The company has officially acknowledged the flaw, urgently pushing the release of version 2.69 of the Chrome browser extension to stem the damage caused by the previous release, 2.68.
The dynamics of the attack: a bitter gift
It all started on 24 December, when the 2.68 update of the Chrome extension was released. Shortly after the rollout, security researchers and users began reporting unauthorised transactions and completely emptied wallets.
According to what reported by BleepingComputer, the greatest risk affected anyone who imported or entered their seed-phrase while the compromised version was active.
Experts analysing the software package identified suspicious logic within a JavaScript file, with references to a file named '4482.js'. This script would have been designed to secretly transmit private keys to an external host, allowing attackers to take total control of the funds.
The extent of the damage and the company's response
Although the Chrome Web Store listing indicates about 1,000,000 users for the extension, the actual exposure is limited to those who interacted with version 2.68 in the few hours it was online.

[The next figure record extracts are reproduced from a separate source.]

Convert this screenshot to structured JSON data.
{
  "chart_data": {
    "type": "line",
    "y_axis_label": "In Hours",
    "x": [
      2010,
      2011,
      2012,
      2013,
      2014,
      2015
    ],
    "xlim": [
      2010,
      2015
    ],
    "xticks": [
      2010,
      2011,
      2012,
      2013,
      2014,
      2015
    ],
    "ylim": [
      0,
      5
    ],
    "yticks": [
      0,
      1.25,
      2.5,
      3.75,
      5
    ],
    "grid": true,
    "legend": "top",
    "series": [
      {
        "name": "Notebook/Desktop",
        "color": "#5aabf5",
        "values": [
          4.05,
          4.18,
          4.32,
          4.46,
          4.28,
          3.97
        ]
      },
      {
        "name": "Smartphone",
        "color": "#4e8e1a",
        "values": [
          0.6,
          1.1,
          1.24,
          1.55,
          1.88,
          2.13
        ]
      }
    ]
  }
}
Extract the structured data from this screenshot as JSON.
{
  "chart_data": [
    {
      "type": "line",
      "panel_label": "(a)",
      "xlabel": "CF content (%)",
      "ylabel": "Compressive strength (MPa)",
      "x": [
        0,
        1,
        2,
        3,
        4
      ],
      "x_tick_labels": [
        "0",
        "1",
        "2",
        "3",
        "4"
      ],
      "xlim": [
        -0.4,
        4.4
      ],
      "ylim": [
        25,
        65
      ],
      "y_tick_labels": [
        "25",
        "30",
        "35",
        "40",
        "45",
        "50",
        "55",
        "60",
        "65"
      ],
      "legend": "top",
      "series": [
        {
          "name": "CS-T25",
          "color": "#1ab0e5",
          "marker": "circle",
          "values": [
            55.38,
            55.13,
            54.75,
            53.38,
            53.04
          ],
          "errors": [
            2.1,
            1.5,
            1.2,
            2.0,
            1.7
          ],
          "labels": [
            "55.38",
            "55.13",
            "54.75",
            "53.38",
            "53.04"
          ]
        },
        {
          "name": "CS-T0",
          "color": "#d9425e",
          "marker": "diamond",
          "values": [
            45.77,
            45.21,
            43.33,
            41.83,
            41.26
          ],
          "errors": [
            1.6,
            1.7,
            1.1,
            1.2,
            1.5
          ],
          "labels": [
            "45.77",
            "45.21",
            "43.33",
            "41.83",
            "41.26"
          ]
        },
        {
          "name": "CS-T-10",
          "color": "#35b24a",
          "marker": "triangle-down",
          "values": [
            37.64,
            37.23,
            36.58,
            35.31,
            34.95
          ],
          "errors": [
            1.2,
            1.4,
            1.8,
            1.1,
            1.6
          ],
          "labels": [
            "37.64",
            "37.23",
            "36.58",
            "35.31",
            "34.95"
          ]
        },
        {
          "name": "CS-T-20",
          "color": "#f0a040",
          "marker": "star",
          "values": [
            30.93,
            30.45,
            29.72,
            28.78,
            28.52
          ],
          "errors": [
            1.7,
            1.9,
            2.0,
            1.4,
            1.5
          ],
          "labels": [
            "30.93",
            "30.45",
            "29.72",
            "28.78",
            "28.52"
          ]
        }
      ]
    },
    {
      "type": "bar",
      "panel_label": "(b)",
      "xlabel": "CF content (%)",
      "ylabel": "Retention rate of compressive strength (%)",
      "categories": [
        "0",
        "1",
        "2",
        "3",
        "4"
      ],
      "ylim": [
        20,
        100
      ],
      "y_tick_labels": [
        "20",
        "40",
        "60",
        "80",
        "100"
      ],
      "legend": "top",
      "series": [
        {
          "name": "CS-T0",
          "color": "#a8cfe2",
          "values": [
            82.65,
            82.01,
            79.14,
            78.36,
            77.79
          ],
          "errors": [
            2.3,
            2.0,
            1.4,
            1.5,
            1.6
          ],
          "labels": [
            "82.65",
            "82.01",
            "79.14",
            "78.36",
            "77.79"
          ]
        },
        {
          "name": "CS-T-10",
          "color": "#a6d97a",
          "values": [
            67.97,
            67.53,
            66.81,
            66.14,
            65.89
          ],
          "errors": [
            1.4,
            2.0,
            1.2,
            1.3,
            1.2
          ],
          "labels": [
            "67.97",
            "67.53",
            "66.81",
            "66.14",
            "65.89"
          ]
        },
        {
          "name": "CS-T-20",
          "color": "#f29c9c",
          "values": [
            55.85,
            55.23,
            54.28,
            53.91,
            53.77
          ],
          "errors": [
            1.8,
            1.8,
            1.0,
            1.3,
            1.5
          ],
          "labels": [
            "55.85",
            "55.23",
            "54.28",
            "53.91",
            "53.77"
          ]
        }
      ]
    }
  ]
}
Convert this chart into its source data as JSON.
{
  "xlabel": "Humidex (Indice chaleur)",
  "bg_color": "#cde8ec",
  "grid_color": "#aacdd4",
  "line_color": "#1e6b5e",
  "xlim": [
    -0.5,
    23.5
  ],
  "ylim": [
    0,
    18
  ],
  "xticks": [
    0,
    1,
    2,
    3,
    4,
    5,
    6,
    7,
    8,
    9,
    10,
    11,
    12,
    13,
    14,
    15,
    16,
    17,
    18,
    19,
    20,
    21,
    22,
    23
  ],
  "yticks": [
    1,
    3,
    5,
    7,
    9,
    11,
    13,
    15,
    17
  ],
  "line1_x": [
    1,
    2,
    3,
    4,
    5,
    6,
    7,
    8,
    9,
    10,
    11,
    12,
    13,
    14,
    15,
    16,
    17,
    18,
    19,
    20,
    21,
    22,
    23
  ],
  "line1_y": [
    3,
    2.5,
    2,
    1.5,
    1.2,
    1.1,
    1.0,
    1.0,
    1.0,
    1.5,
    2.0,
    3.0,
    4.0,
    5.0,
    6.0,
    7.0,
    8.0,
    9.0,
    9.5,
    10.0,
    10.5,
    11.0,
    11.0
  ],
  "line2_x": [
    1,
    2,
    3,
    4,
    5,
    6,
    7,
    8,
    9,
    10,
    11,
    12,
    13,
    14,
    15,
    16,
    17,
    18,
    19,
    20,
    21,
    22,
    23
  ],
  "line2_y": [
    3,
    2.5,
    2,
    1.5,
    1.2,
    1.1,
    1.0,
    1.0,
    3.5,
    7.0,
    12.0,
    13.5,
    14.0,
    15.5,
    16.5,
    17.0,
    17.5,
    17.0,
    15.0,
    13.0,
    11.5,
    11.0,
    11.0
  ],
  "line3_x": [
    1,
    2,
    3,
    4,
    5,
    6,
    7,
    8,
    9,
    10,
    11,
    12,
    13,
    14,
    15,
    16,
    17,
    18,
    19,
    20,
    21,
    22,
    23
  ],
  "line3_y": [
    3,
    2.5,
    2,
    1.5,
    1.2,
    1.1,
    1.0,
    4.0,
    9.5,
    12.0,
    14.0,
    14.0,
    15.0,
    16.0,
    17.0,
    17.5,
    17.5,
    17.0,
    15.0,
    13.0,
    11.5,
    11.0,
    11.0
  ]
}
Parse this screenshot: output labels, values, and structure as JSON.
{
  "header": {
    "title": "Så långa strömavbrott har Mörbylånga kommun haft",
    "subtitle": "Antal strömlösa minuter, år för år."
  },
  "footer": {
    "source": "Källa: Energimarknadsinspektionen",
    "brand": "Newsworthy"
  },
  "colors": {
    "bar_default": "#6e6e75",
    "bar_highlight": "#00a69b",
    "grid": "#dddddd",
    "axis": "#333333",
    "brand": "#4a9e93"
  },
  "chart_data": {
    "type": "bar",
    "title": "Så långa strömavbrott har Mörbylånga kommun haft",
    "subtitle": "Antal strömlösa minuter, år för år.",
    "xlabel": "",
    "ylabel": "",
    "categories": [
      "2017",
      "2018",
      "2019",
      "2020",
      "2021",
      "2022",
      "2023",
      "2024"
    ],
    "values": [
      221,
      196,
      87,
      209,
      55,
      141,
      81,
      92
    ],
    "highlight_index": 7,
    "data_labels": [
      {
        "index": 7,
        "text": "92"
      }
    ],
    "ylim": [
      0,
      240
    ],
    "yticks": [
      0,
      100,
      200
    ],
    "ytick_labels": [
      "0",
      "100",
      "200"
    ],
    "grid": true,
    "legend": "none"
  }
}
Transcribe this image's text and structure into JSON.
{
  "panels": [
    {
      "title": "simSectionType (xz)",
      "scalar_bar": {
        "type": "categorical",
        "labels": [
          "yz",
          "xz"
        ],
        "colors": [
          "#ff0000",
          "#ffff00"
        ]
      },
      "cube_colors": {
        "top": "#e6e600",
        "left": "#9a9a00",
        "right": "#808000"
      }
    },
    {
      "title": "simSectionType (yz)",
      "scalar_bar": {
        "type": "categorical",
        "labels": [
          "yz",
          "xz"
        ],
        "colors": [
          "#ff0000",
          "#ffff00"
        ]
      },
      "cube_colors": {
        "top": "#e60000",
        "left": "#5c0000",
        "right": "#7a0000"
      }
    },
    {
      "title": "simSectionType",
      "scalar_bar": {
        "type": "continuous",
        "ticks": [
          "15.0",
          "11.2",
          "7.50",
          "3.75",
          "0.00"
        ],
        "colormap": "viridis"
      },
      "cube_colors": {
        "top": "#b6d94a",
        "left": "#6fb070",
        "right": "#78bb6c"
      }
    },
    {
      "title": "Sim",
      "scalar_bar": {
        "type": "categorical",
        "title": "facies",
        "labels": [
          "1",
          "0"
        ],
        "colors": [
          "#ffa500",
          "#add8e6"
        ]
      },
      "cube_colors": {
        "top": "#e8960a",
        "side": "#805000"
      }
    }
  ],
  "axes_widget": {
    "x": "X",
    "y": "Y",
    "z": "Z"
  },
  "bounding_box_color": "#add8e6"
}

Initial estimates spoke of losses of between $6 million and $7 million, a figure later confirmed by Trust Wallet itself in an official statement on X (formerly Twitter).
Update on the Trust Wallet Browser Extension (v2.68) incident:
- Trust Wallet (@TrustWallet) December 26, 2025
We've confirmed that approximately $7M has been impacted and we will ensure all affected users are refunded.
Supporting affected users is our top priority, and we are actively finalizing the process to refund the... https://t.co/2XRx8GvZ75
The company also pointed out that mobile and previous versions of the extension were not affected by the problem.
Security Instructions: upgrade or migrate?
For users, it is crucial to distinguish between upgrading software and reclaiming their wallet. Upgrading to version 2.69 removes the malicious behaviour from the browser, but does not protect assets if the seed phrase has already been intercepted.
The necessary steps for securing include:
- Disable version 2.68 immediately.
- Upgrade to 2.69 via the official store.
- Create a new wallet with a new seed phrase and transfer funds to it if a compromise is suspected.
- Revoke approvals of token suspicions.
Markets and residual risks
Despite the severity of the incident, the native token Trust Wallet Token (TWT) showed some resilience. After an intraday low of $0.767, the price stabilised around $0.834, marking a slight increase of 0.02% from the previous close.
However, the danger is not entirely over. Numerous fraudulent websites have been spotted promising 'quick fixes' or immediate refunds to induce users to hand over their access keys again.
Trust Wallet has urged caution, recommending that only official communication channels be followed during the refund process.